On Monday, May 18, 2015, the Ninth Circuit, sitting en banc, overturned a highly-controversial opinion in Garcia v. Google, Inc., in which a three-judge panel of the Ninth Circuit reversed the trial court and held that an actor or actress owns a copyright interest in his or her performance in a film or television program, however small that performance is relative to the work as a whole.
Appellant Cindy Garcia is an actress who believed she was appearing in a minor role in an adventure movie only to learn that the producers instead included her performance in an anti-Islamic film titledInnocence of Muslims and dubbed over her lines such that her character appeared to be speaking ill of the prophet Mohammed. After Garcia began receiving death threats, she filed a number of “take down” notices seeking to have Google remove Innocence of Muslims from the YouTube website. When Google refused, Garcia filed a copyright infringement action and sought a preliminary injunction ordering Google to remove the film.
The trial court denied Garcia’s request, and she appealed to the Ninth Circuit. In a 2-1 decision authored by Chief Judge Alex Kozinski, the Ninth Circuit reversed the lower court and ruled that Garcia had established a likelihood of success and was therefore entitled to injunctive relief. The panel did so by holding that Garcia had a protectable copyright interest in her brief performance. That opinion was met with heavy criticism. Google petitioned for rehearing, supported by numerous amicus briefs.
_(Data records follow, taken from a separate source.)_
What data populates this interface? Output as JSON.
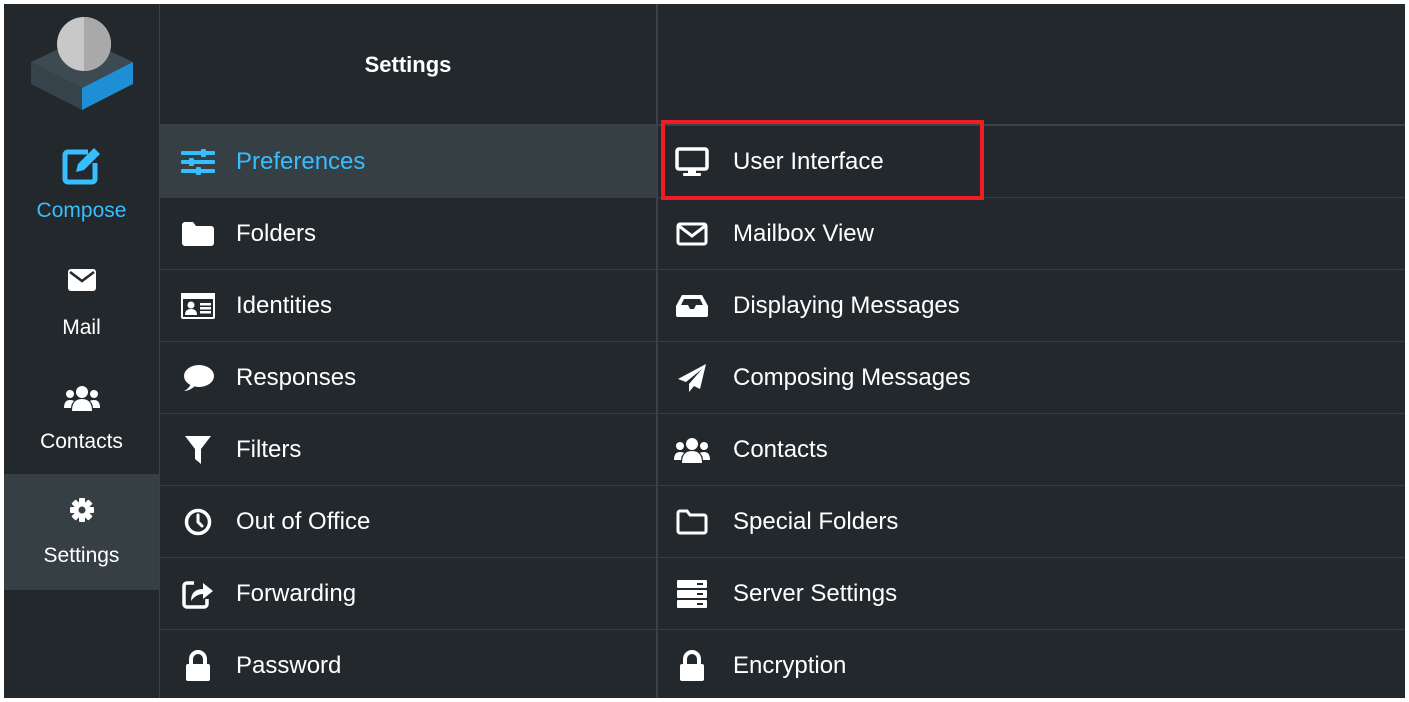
{
  "colors": {
    "background": "#22282c",
    "accent": "#37beff",
    "selected_row": "#363f44",
    "highlight_box": "#ee1c24",
    "text": "#ffffff"
  },
  "nav": {
    "logo": "roundcube-logo",
    "items": [
      {
        "label": "Compose",
        "icon": "compose-icon",
        "active_color": true
      },
      {
        "label": "Mail",
        "icon": "envelope-icon"
      },
      {
        "label": "Contacts",
        "icon": "users-icon"
      },
      {
        "label": "Settings",
        "icon": "gear-icon",
        "selected": true
      }
    ]
  },
  "settings": {
    "title": "Settings",
    "items": [
      {
        "label": "Preferences",
        "icon": "sliders-icon",
        "selected": true
      },
      {
        "label": "Folders",
        "icon": "folder-icon"
      },
      {
        "label": "Identities",
        "icon": "id-card-icon"
      },
      {
        "label": "Responses",
        "icon": "comment-icon"
      },
      {
        "label": "Filters",
        "icon": "filter-icon"
      },
      {
        "label": "Out of Office",
        "icon": "clock-icon"
      },
      {
        "label": "Forwarding",
        "icon": "share-icon"
      },
      {
        "label": "Password",
        "icon": "lock-icon"
      }
    ]
  },
  "preferences": {
    "items": [
      {
        "label": "User Interface",
        "icon": "desktop-icon",
        "highlighted": true
      },
      {
        "label": "Mailbox View",
        "icon": "envelope-outline-icon"
      },
      {
        "label": "Displaying Messages",
        "icon": "inbox-icon"
      },
      {
        "label": "Composing Messages",
        "icon": "paper-plane-icon"
      },
      {
        "label": "Contacts",
        "icon": "users-icon"
      },
      {
        "label": "Special Folders",
        "icon": "folder-outline-icon"
      },
      {
        "label": "Server Settings",
        "icon": "server-icon"
      },
      {
        "label": "Encryption",
        "icon": "lock-icon"
      }
    ]
  }
}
In November 2014, the Ninth Circuit ordered that the case be reheard and that “[t]he three-judge opinion shall not be cited as precedent by or to any court of the Ninth Circuit.”
In its May 18, 2015 en banc opinion, the Ninth Circuit held the district court did not err in denying Garcia’s motion for a preliminary injunction “because the law and facts did not clearly favor her claim to a copyright in her acting performance as it appeared in Innocence of Muslims.” As U.S. Circuit Judge M. Margaret McKeown explained in the opinion, “Garcia’s theory . . . would enable any contributor from a costume designer down to an extra or best boy to claim copyright in random bits and pieces of a unitary motion picture without satisfying the requirements of the Copyright Act.” In reaching this conclusion, the court credited the expert opinion of the Copyright Office, which found that Garcia’s performance was not a copyrightable work and therefore rejected Garcia’s copyright application, as well as the fact that Garcia herself had no role in the fixation of her performance in a tangible medium of expression.
The en banc court also affirmed the district court’s opinion on the independent ground that in the context of copyright infringement – the only basis upon which Garcia sought a preliminary injunction – Garcia failed to make a clear showing of irreparable harm. Although the court stressed that it did not take lightly the death threats Garcia received or the emotional turmoil she endured, the court noted that her harms are “untethered from—and incompatible with—copyright and copyright’s function as the engine of expression.”
Finally, the court dissolved the panel’s amended takedown injunction against the posting or display of any version of Innocence of Muslims that included Garcia’s performance, which gave Google just 24 hours to pull the film and barred the company from stating publicly why it was doing so. The court held that the injunction was unwarranted and incorrect as a matter of law and was a prior restraint that infringed the First Amendment values at stake.